Every film fan and movie collector knows that the best thing about it is constantly making new discoveries. Of course, one of the worst things about it is . . . also constantly making new discoveries. It's bad for your bank balance, it's bad for any physical space being eaten away by any collection, and it's bad for your sense of self as you figure out yet another big gap in your knowledge highlighted by some lovely boxset that you've just bought. This is what happened to me when I picked up a lovely Tod Slaughter set earlier this year (accompanied by a fine tome I have yet to start reading).

Not knowing where to begin with any of his films, but knowing that he was celebrated for some fantastic stage work that was also translated into movies in the 1930s (although his career spanned more than just that decade, of course), I decided to take what I saw as the safest option, diving in to a film with a very familiar storyline, and one I have loved since seeing it played out in a wonderful coin-operated machine that used to be the highlight of Edinburgh’s Museum of Childhood.

Thanks to other movie versions, and also the enduring appeal of this macabre tale, I expect that everyone knows what this is about. Sweeney Todd (Slaughter) is a barber who gets into the habit of killing certain victims who end up in his chair, and then turning the chair on a trapdoor mechanism to deliver the body into the underbelly of Mrs. Lovatt (Stella Rho), who then turns them into pies. Things get more tense between the two when Todd sets his sights on the lovely Johanna Oakley (Eve Lister), but Johanna hopes to soon be reunited with her love, Mark (Bruce Setton), who is spending some time at sea as he tries to improve his lot in life.

Making use of an amusing framing device (a man waking into a barbershop where he is told this story), this is an unsurprisingly brisk 76 minutes, the perfect pacing helped by the absolutely superb lead performances from Slaughter and Rho. John Singer plays a young apprentice named Tobias, which provides a way to both show how our deadly duo operate and add some extra tension in the escalation of the third act.

Although this feels very much like a Tod Slaughter film ahead of anything else, director George King deserves credit for his work, as do the writers, including the creator of the stage material serving as the source, George Dibdin-Pitt, dialogue contributor H. F. Malibu, and Frederick Hayward. Everything plays perfectly, including the specific allusions to the content of the pies, the fun set design, and the moments that provide a glimpse of what happens to the unwitting victims as they are polished off by the titular villain.

It is Slaughter’s film though, no doubt about it, and his performance is the highlight of the whole thing. That’s why it’s pleasantly surprising to find that his co-stars do their best to match him. Yes, Lister and Setton may be stuck with the weaker roles, but they have great energy and attitude when being placed in peril in time for the grand finale. Singer is very enjoyable as the kind of Dickensian urchin usually seen in, well, Charles Dickens tales, and Davina Craig and Jerry Verno provide supporting turns that feel useful to the narrative, yet also provide some comic relief from the dastardly dealings. Rho is the other real star though, holding her own opposite Slaughter in a number of scenes that show the turbulence of their arrangement as the power dynamics start to tilt favourably from one to the other.

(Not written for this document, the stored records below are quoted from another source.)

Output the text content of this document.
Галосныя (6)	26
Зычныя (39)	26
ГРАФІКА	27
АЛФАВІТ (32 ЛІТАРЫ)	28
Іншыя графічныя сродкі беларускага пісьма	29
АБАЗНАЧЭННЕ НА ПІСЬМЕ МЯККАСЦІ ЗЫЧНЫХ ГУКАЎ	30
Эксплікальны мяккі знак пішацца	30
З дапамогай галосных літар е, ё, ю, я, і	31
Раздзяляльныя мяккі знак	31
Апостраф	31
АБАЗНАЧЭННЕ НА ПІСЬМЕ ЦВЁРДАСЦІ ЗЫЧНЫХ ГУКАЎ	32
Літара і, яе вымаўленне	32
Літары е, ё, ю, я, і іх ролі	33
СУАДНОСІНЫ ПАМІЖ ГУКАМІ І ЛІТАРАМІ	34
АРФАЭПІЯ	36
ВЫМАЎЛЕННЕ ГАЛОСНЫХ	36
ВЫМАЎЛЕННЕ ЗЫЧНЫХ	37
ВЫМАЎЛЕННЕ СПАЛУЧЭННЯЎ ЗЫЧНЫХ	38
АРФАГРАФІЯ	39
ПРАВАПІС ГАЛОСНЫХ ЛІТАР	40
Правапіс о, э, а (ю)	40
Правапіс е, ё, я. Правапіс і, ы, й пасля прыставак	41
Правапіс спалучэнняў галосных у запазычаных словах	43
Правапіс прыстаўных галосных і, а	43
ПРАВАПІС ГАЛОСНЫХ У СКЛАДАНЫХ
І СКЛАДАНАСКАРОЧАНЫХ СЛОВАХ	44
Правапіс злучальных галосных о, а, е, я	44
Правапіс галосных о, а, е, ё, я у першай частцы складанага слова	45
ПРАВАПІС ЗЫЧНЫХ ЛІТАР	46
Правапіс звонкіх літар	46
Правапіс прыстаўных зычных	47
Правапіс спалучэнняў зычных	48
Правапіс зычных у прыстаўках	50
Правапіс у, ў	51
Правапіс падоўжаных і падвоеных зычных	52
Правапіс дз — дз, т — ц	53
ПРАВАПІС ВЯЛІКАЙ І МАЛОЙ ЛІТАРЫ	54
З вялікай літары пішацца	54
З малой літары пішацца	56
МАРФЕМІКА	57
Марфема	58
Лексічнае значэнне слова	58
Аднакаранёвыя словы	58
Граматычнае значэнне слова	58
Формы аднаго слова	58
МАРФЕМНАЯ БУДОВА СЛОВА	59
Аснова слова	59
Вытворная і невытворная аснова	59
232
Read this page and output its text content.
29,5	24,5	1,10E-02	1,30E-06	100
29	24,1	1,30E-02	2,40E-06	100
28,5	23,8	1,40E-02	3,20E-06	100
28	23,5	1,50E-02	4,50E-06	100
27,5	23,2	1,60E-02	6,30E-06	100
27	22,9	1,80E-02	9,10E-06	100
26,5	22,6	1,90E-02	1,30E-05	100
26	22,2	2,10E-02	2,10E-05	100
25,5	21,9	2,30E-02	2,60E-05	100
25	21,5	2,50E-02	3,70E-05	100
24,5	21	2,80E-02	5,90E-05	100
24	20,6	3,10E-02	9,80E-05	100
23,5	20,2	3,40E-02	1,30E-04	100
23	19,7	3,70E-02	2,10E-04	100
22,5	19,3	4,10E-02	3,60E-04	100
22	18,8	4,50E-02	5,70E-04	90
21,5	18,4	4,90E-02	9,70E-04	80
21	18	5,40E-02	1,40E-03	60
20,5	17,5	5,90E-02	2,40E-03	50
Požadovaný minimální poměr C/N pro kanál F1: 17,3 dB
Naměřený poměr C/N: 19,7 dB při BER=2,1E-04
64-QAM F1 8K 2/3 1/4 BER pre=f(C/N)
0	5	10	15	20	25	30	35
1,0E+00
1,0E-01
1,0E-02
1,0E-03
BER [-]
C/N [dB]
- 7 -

I expected something stagey, a bit creaky, and maybe just a bit too old-fashioned to be truly entertaining. What I got was something that managed to avoid claustrophobia (one or two different settings help to occasionally get us out of Todd’s “lair”) while always providing viewers with an absolute feast of eyebrow-wiggling, finger-twirling, twinkly-eyed devilry. Which is what you should really want from a Sweeney Todd movie. It ostensibly felt like a film version of that coin-operated machine I fell in love with as a kid, which means that I slightly fell in love with this too.